– Я не голодна.
Невидимые глаза смотрели на меня. Я почти ощущала, как он прищурился.
– Еда тебе не нравится?
Я покачала головой.
– Я не буду есть.
– Я сказал своим слугам готовить еду, похожую на ту, что в твоем мире. Они старались исполнить приказ, но я поговорю с ними, если хочешь. Они хотят порадовать, даже если…

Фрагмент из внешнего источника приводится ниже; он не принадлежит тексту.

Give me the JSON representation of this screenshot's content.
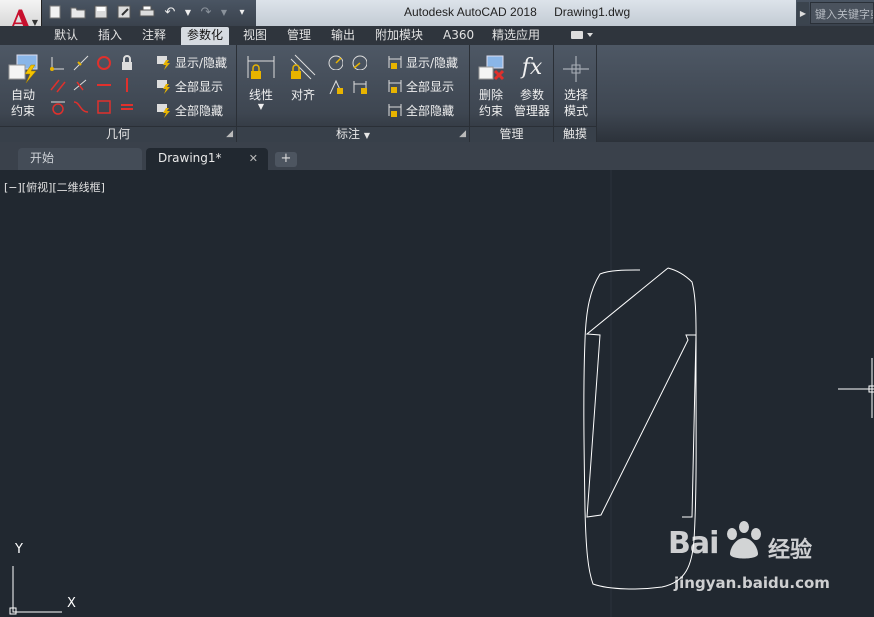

– Я сказала, что не буду есть, – я взглянула на фигуру, держащую тарелку. Он стоял так, что я даже не видела его ладонь. Когда он сказал, что я не могла его видеть, он имел в виду, что все было так серьезно? Я приберегла эту мысль, чтобы обдумать потом, и посмотрела на темное место, где была его голова. – Я не дурочка. Я знаю игры твоего народа. Я не попадусь так просто.
Последовало задумчивое молчание. Тарелка пропала из освещенного участка, и тень вернулась к столу. Я слышала стук ложек и мисок, он опустил крышку. Часть запаха пропала, к моему облегчению. Запах сводил меня с ума от голода.
А потом мой темный жених прошел к месту напротив камина. Он сел в пустое кресло. Я ощущала его взгляд на себе, смотрела в ответ, не опускала взгляда.
– Еда не отравлена, – сказал он. – И не зачарована. Ты моя жена. Ты можешь спокойно брать то, чем я владею, ведь это и твое. Мои слуги обязаны обходиться с тобой с вежливостью и уважением, как с леди Орикана.
Я сглотнула с болью.
– Я не… леди Орикана. И я не твоя жена.
– По законам Требования и Выбора…
– Да, да, это ты говорил прошлой ночью. Но я не знаю, как законы фейри применяются в этом случае. Принуждение и выбор – не одно и то же.
– Принуждение?
– Да! Как еще это назвать? Когда твой народ стоял у моей двери и говорил, что у них моя сестра? Что мне было делать? Какой был выбор, кроме как выйти за дверь?
– Они… – пауза, и он тихо кашлянул. – Прошу прощения за вопрос, но мой народ угрожал твоей сестре?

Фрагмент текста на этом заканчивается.